Liberal government policies first enabled the cigarette to prevail in American society

‘The Cigarette’ Review: No Smoking, Please: Until the 1960s, liberal government policies ensured the success of the tobacco industry. Then came the surgeon general’s report. Barton Swaim reviews The Cigarette Sarah Milov. Excerpt:
"At the heart of the book is this remarkable irony: Liberal government policies first enabled the cigarette to prevail in American society, then targeted it for destruction. On every other page of the book’s first three chapters, we read of some government board or commission or agency or state-backed association working to protect or strengthen the tobacco industry.

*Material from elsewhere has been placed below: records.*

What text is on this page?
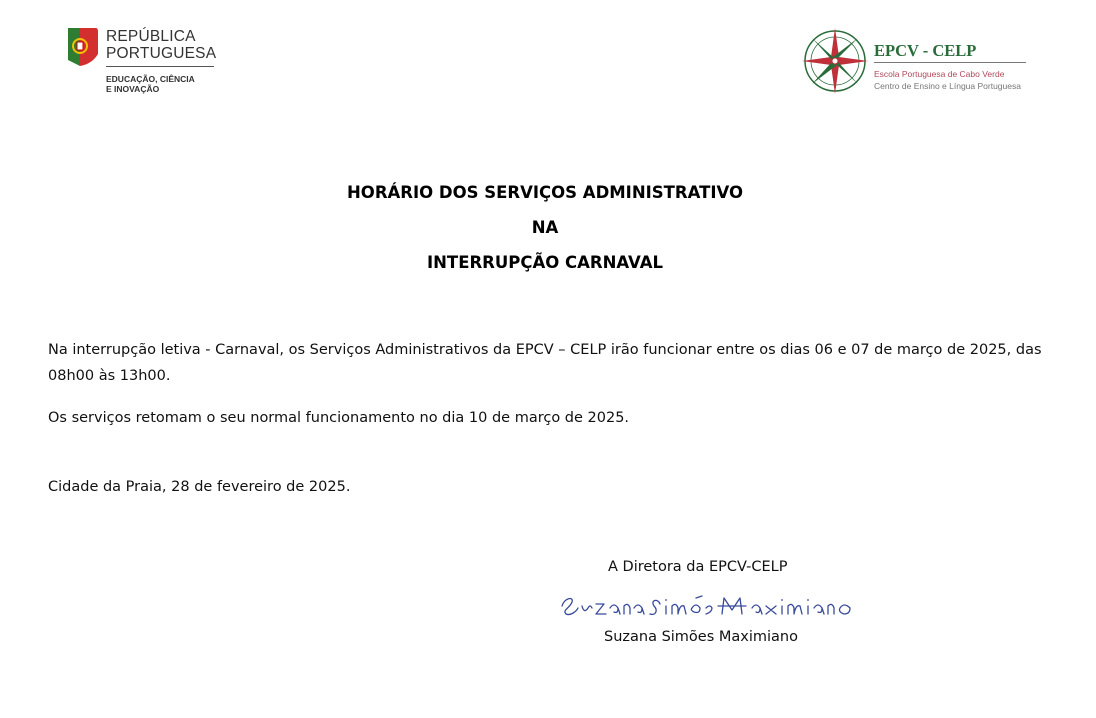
REPÚBLICA
PORTUGUESA
EDUCAÇÃO, CIÊNCIA
E INOVAÇÃO
EPCV - CELP
Escola Portuguesa de Cabo Verde
Centro de Ensino e Língua Portuguesa
HORÁRIO DOS SERVIÇOS ADMINISTRATIVO
NA
INTERRUPÇÃO CARNAVAL
Na interrupção letiva - Carnaval, os Serviços Administrativos da EPCV – CELP irão funcionar entre os dias 06 e 07 de março de 2025, das 08h00 às 13h00.
Os serviços retomam o seu normal funcionamento no dia 10 de março de 2025.
Cidade da Praia, 28 de fevereiro de 2025.
A Diretora da EPCV-CELP
Suzana Simões Maximiano
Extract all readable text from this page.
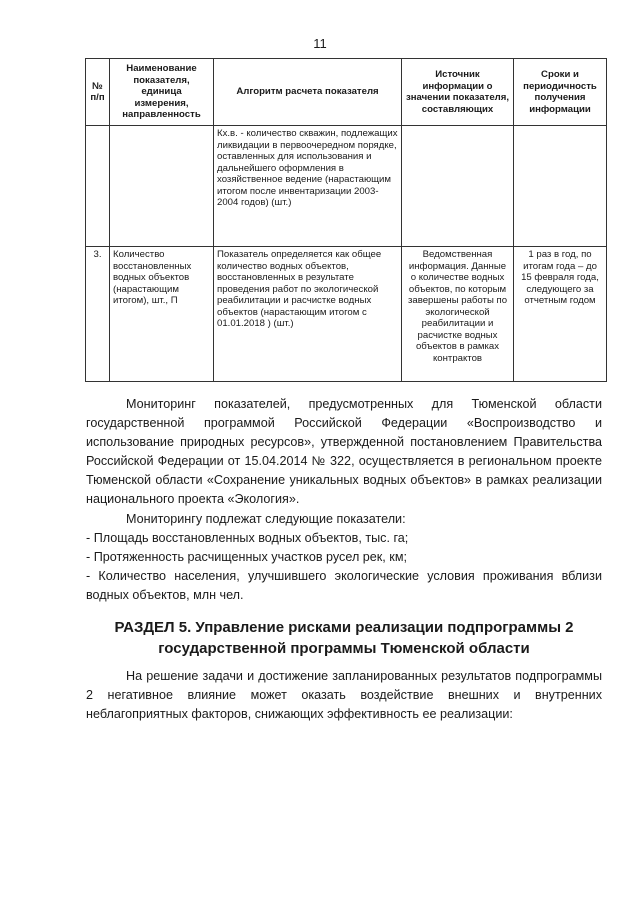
11
№ п/п	Наименование показателя, единица измерения, направленность	Алгоритм расчета показателя	Источник информации о значении показателя, составляющих	Сроки и периодичность получения информации
		Кх.в. - количество скважин, подлежащих ликвидации в первоочередном порядке, оставленных для использования и дальнейшего оформления в хозяйственное ведение (нарастающим итогом после инвентаризации 2003-2004 годов) (шт.)		
3.	Количество восстановленных водных объектов (нарастающим итогом), шт., П	Показатель определяется как общее количество водных объектов, восстановленных в результате проведения работ по экологической реабилитации и расчистке водных объектов (нарастающим итогом с 01.01.2018 ) (шт.)	Ведомственная информация. Данные о количестве водных объектов, по которым завершены работы по экологической реабилитации и расчистке водных объектов в рамках контрактов	1 раз в год, по итогам года – до 15 февраля года, следующего за отчетным годом

Мониторинг показателей, предусмотренных для Тюменской области государственной программой Российской Федерации «Воспроизводство и использование природных ресурсов», утвержденной постановлением Правительства Российской Федерации от 15.04.2014 № 322, осуществляется в региональном проекте Тюменской области «Сохранение уникальных водных объектов» в рамках реализации национального проекта «Экология».

Мониторингу подлежат следующие показатели:

- Площадь восстановленных водных объектов, тыс. га;

- Протяженность расчищенных участков русел рек, км;

- Количество населения, улучшившего экологические условия проживания вблизи водных объектов, млн чел.

РАЗДЕЛ 5. Управление рисками реализации подпрограммы 2 государственной программы Тюменской области

На решение задачи и достижение запланированных результатов подпрограммы 2 негативное влияние может оказать воздействие внешних и внутренних неблагоприятных факторов, снижающих эффективность ее реализации:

During World War I, the War Industries Board gave the tobacco industry preferential treatment, and soldiers received cigs along with other rations. The New Deal introduced an array of laws and regulations (many of them ably explained by Ms. Milov) designed to prop up the tobacco industry. During World War II the federal government drove up the price of tobacco by buying up all the manufacturers’ stock for troops in the war effort. Throughout the latter half of the 20th century tobacco was protected in various ways from foreign competition. An assortment of post-New Deal programs aimed at strengthening farmers—including tobacco farmers—did so by subsidizing them for not producing portions of their acreage. And so on."